Orban supports censorship of any books or movies that show a positive image of the gay lifestyle, regarding such materials as “not compatible with Christian values.” Using the same twisted logic he ended any legal recognition of transgender people. Steve Bannon, an open admirer of the Hungarian leader, described him cryptically as “Trump before Trump.”
Sexuality looms large with these leaders who seem to cling to past practices and beliefs. They look askance at the gay lifestyle and profess allegiance to Christian thinking – of the decidedly conservative variety. They dislike immigrants and focus their detestation on Muslims.
Georgia Meloni leaves no doubt about her political leaning: “No to the LBGT lobby. Yes to the natural family. Yes to sexual identity. No to the ideology of gender. No to mass immigration.
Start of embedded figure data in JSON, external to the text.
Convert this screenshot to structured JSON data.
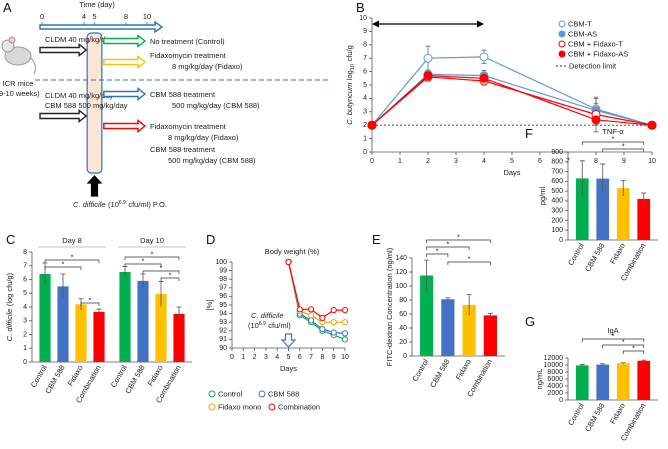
{
  "diagram": {
    "panel": "A",
    "time_label": "Time (day)",
    "ticks": [
      0,
      4,
      5,
      8,
      10
    ],
    "mice": [
      "ICR mice",
      "(9-10 weeks)"
    ],
    "pretreatment": [
      [
        "CLDM 40 mg/kg/day"
      ],
      [
        "CLDM 40 mg/kg/day",
        "CBM 588 500 mg/kg/day"
      ]
    ],
    "treatments": [
      {
        "color": "#00b050",
        "lines": [
          "No treatment (Control)"
        ]
      },
      {
        "color": "#ffc000",
        "lines": [
          "Fidaxomycin treatment",
          "8 mg/kg/day (Fidaxo)"
        ]
      },
      {
        "color": "#2e75b6",
        "lines": [
          "CBM 588 treatment",
          "500 mg/kg/day (CBM 588)"
        ]
      },
      {
        "color": "#ff0000",
        "lines": [
          "Fidaxomycin treatment",
          "8 mg/kg/day (Fidaxo)",
          "CBM 588 treatment",
          "500 mg/kg/day (CBM 588)"
        ]
      }
    ],
    "challenge": [
      "C. difficile",
      "(10",
      "6.9",
      "cfu/ml) P.O."
    ]
  },
  "chart_data": [
    {
      "panel": "B",
      "type": "line",
      "xlabel": "Days",
      "ylabel": [
        "C. butyricum",
        "log",
        "10",
        "cfu/g"
      ],
      "x": [
        0,
        2,
        4,
        8,
        10
      ],
      "xlim": [
        0,
        10
      ],
      "xticks": [
        0,
        1,
        2,
        3,
        4,
        5,
        6,
        7,
        8,
        9,
        10
      ],
      "ylim": [
        0,
        10
      ],
      "yticks": [
        0,
        1,
        2,
        3,
        4,
        5,
        6,
        7,
        8,
        9,
        10
      ],
      "period": [
        0,
        4
      ],
      "detection_limit": {
        "value": 2,
        "label": "Detection limit"
      },
      "series": [
        {
          "name": "CBM-T",
          "color": "#5b9bd5",
          "marker": "open",
          "values": [
            2,
            7,
            7.1,
            3.2,
            2
          ],
          "errors": [
            0,
            0.9,
            0.5,
            0.8,
            0
          ]
        },
        {
          "name": "CBM-AS",
          "color": "#5b9bd5",
          "marker": "filled",
          "values": [
            2,
            5.8,
            5.7,
            3.1,
            2
          ],
          "errors": [
            0,
            0.3,
            0.4,
            1,
            0
          ]
        },
        {
          "name": "CBM + Fidaxo-T",
          "color": "#ff0000",
          "marker": "open",
          "values": [
            2,
            5.6,
            5.3,
            2.8,
            2
          ],
          "errors": [
            0,
            0.3,
            0.3,
            0.8,
            0
          ]
        },
        {
          "name": "CBM + Fidaxo-AS",
          "color": "#ff0000",
          "marker": "filled",
          "values": [
            2,
            5.7,
            5.5,
            2.4,
            2
          ],
          "errors": [
            0,
            0.4,
            0.4,
            0.9,
            0
          ]
        }
      ]
    },
    {
      "panel": "C",
      "type": "grouped_bar",
      "ylabel": [
        "C. difficile",
        "(log cfu/g)"
      ],
      "categories": [
        "Control",
        "CBM 588",
        "Fidaxo",
        "Combination"
      ],
      "colors": [
        "#00b050",
        "#4472c4",
        "#ffc000",
        "#ff0000"
      ],
      "ylim": [
        0,
        8
      ],
      "yticks": [
        0,
        1,
        2,
        3,
        4,
        5,
        6,
        7,
        8
      ],
      "groups": [
        {
          "name": "Day 8",
          "values": [
            6.4,
            5.5,
            4.2,
            3.65
          ],
          "errors": [
            0.8,
            0.9,
            0.4,
            0.2
          ],
          "annotations": [
            "*",
            "*",
            "*"
          ]
        },
        {
          "name": "Day 10",
          "values": [
            6.55,
            5.9,
            4.95,
            3.5
          ],
          "errors": [
            0.4,
            0.5,
            0.9,
            0.5
          ],
          "annotations": [
            "*",
            "*",
            "*",
            "*"
          ]
        }
      ]
    },
    {
      "panel": "D",
      "type": "line",
      "title": "Body weight (%)",
      "ylabel": "[%]",
      "xlabel": "Days",
      "x": [
        5,
        6,
        7,
        8,
        9,
        10
      ],
      "xlim": [
        0,
        10
      ],
      "xticks": [
        0,
        1,
        2,
        3,
        4,
        5,
        6,
        7,
        8,
        9,
        10
      ],
      "ylim": [
        90,
        100
      ],
      "yticks": [
        90,
        91,
        92,
        93,
        94,
        95,
        96,
        97,
        98,
        99,
        100
      ],
      "annotation": [
        "C. difficile",
        "(10",
        "6.9",
        "cfu/ml)"
      ],
      "series": [
        {
          "name": "Control",
          "color": "#00b050",
          "marker": "open",
          "values": [
            100,
            93.8,
            93,
            92,
            91.5,
            91
          ]
        },
        {
          "name": "CBM 588",
          "color": "#4472c4",
          "marker": "open",
          "values": [
            100,
            94,
            93.2,
            92.2,
            91.8,
            91.7
          ]
        },
        {
          "name": "Fidaxo mono",
          "color": "#f4a300",
          "marker": "open",
          "values": [
            100,
            94.3,
            93.8,
            93,
            93,
            93
          ]
        },
        {
          "name": "Combination",
          "color": "#ff0000",
          "marker": "open",
          "values": [
            100,
            94.5,
            94.5,
            93.5,
            94.4,
            94.4
          ]
        }
      ]
    },
    {
      "panel": "E",
      "type": "bar",
      "ylabel": "FITC-dextran Concentration (ng/ml)",
      "categories": [
        "Control",
        "CBM 588",
        "Fidaxo",
        "Combination"
      ],
      "colors": [
        "#00b050",
        "#4472c4",
        "#ffc000",
        "#ff0000"
      ],
      "values": [
        115,
        81,
        73,
        58
      ],
      "errors": [
        22,
        2,
        15,
        3
      ],
      "ylim": [
        0,
        140
      ],
      "yticks": [
        0,
        20,
        40,
        60,
        80,
        100,
        120,
        140
      ],
      "annotations": [
        "*",
        "*",
        "*",
        "*"
      ]
    },
    {
      "panel": "F",
      "type": "bar",
      "title": "TNF-α",
      "ylabel": "pg/ml",
      "categories": [
        "Control",
        "CBM 588",
        "Fidaxo",
        "Combination"
      ],
      "colors": [
        "#00b050",
        "#4472c4",
        "#ffc000",
        "#ff0000"
      ],
      "values": [
        630,
        628,
        530,
        420
      ],
      "errors": [
        180,
        150,
        80,
        60
      ],
      "ylim": [
        0,
        900
      ],
      "yticks": [
        0,
        100,
        200,
        300,
        400,
        500,
        600,
        700,
        800,
        900
      ],
      "annotations": [
        "*",
        "*"
      ]
    },
    {
      "panel": "G",
      "type": "bar",
      "title": "IgA",
      "ylabel": "ng/mL",
      "categories": [
        "Control",
        "CBM 588",
        "Fidaxo",
        "Combination"
      ],
      "colors": [
        "#00b050",
        "#4472c4",
        "#ffc000",
        "#ff0000"
      ],
      "values": [
        9900,
        10100,
        10500,
        11200
      ],
      "errors": [
        300,
        250,
        150,
        200
      ],
      "ylim": [
        0,
        12000
      ],
      "yticks": [
        0,
        2000,
        4000,
        6000,
        8000,
        10000,
        12000
      ],
      "annotations": [
        "*",
        "*",
        "*"
      ]
    }
  ]
}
No to the bureaucrats in Brussels.”
Fascism started in Italy and many of Meloni's followers look back to their conception of the glory days. The Italians abandoned Hitler in 1943 but many still followed the German dictator who took over the country - and that meant rounding up Jews for Auschwitz and other death camps.
Meloni does say that she has “handed fascism over to history” and she has declared clearly against Putin and in favor of democracy. She does not favor withdrawal from the EU and is anxious to confront their leading challenge, the largest youth unemployment rate in Europe.
What drives the populist movements from the extremism of Putin, Orban and Trump to the relative moderation we see in the variations in Italy and France? The people in all these countries share a sense of disillusion, a feeling that they have been left behind. Their children don’t seem to have the same opportunities to advance as previous generations.
In America, the Gross Domestic Product (GDP) numbers have grown exponentially in the last fifty years driven by the massive changes in technology.
Business owners and top managers benefited greatly, but the economic situation of most non-union workers did not change. People blamed elites who seem to be always talking down to them and the door was opened for these strongmen to play on their vulnerabilities.
The attraction of the strongman, the savior, is even more complex than I have outlined, leaving unanswered the question as to whether democracy and the rule of law can prevail.